The supernatural beings within the system can be divided into several broad groups. The Great Old Ones are represented by Cthulhu, who sleeps beneath the sea at R'lyeh, Hastur beside the Lake of Hali, and Dagon, lord of the Deep Ones; they are said to have ruled Earth in remote antiquity and are now bound by stars and seals. The Outer Gods dwell at the center of the cosmos or beyond dimension, including the blind idiot god Azathoth, Yog-Sothoth as the key to all things, the thousand-faced walker Nyarlathotep, and the Black Goat Mother Shub-Niggurath. Ancient races such as the Mi-Go, the Great Race of Yith, and the Deep Ones represent nonhuman civilizations that once visited or inhabited Earth. Rivalry, pacts, and hidden cooperation often exist among these powers.

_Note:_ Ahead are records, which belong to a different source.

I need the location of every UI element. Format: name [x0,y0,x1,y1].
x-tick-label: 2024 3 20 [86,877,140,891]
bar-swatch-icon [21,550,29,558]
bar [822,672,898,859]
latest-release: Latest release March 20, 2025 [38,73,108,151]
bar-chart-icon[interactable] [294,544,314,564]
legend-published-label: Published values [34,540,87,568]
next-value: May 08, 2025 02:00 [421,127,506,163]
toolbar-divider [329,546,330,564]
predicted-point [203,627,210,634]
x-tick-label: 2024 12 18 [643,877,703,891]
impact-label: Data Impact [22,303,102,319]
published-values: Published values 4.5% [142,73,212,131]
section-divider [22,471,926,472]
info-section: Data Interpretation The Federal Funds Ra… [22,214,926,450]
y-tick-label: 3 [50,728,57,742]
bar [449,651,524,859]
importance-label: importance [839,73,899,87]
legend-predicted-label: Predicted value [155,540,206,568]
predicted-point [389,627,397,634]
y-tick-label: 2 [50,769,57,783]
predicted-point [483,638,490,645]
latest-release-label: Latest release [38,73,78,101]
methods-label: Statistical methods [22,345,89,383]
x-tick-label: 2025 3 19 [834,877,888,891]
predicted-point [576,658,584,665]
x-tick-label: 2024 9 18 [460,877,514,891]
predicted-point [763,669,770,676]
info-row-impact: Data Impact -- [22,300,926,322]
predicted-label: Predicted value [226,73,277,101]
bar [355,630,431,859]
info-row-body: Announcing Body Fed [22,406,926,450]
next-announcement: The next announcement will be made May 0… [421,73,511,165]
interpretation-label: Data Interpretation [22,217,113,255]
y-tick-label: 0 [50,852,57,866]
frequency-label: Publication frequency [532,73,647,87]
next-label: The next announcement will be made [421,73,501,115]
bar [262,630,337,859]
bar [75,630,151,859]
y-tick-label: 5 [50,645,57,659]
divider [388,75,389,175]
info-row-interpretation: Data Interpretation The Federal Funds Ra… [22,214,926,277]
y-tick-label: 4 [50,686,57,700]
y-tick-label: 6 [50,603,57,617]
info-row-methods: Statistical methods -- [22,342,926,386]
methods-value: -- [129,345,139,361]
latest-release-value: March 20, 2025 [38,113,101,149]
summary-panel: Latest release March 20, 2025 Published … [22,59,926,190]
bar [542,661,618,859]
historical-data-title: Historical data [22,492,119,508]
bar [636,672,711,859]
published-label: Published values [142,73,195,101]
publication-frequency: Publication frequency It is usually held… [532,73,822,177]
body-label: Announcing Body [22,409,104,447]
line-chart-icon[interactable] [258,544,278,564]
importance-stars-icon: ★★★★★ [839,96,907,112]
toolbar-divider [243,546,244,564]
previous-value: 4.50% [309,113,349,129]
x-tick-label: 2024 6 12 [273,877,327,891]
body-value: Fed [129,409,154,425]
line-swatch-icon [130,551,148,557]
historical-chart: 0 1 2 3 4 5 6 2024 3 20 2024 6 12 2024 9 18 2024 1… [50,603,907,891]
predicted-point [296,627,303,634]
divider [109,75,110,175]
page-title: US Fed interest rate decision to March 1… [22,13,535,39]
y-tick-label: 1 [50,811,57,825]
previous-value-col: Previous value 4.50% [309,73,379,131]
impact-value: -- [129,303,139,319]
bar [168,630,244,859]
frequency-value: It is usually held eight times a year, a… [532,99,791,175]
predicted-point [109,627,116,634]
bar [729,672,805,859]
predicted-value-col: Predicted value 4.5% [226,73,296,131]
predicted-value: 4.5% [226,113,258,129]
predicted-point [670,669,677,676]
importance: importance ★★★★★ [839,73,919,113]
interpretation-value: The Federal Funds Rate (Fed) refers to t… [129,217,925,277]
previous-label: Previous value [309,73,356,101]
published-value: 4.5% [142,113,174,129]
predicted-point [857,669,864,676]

Forbidden books are an indispensable engine of Cthulhu Mythos stories. Foremost among them is the Necronomicon, attributed to Abdul Alhazred and surviving in Greek, Latin, English, and other fragmentary versions, where it records spells for summoning the Great Old Ones and the Outer Gods. Other classic texts include the Book of Eibon, the Pnakotic Manuscripts, Nameless Cults, the play The King in Yellow, Cultes des Goules, and the R'lyeh Text. Such books are often treated as objects that corrode the mind: the price of reading them may be madness, transformation, or an even worse fate.
The geography of the Cthulhu Mythos moves between the known world and unknown dimensions. Arkham, Innsmouth, Dunwich, and Kingsport in New England form Lovecraft Country, while Miskatonic University is a center for the study of forbidden knowledge. Far away, R'lyeh lies sunken in the South Pacific, Yuggoth is hidden near the orbit of Pluto, Carcosa is shrouded beneath the twin suns of the King in Yellow, Kadath rises in the far north of the Dreamlands, and the Plateau of Leng is inhabited by nameless presences. These places are both narrative stages and domains belonging to different powers.
The Cthulhu Mythos has long since moved beyond fiction alone. It has profoundly influenced tabletop role-playing games such as Call of Cthulhu, as well as video games, animation, film, music, and countless derivative works. In Mythology Stories, the Cthulhu Mythos is presented as a representative modern fantasy worldview: unlike traditional mythologies that emphasize sacred order and heroic achievement, it stresses humanity's smallness before the vast cosmos, the danger of knowledge, and the solitude, courage, and collapse revealed in the face of the absolute unknown.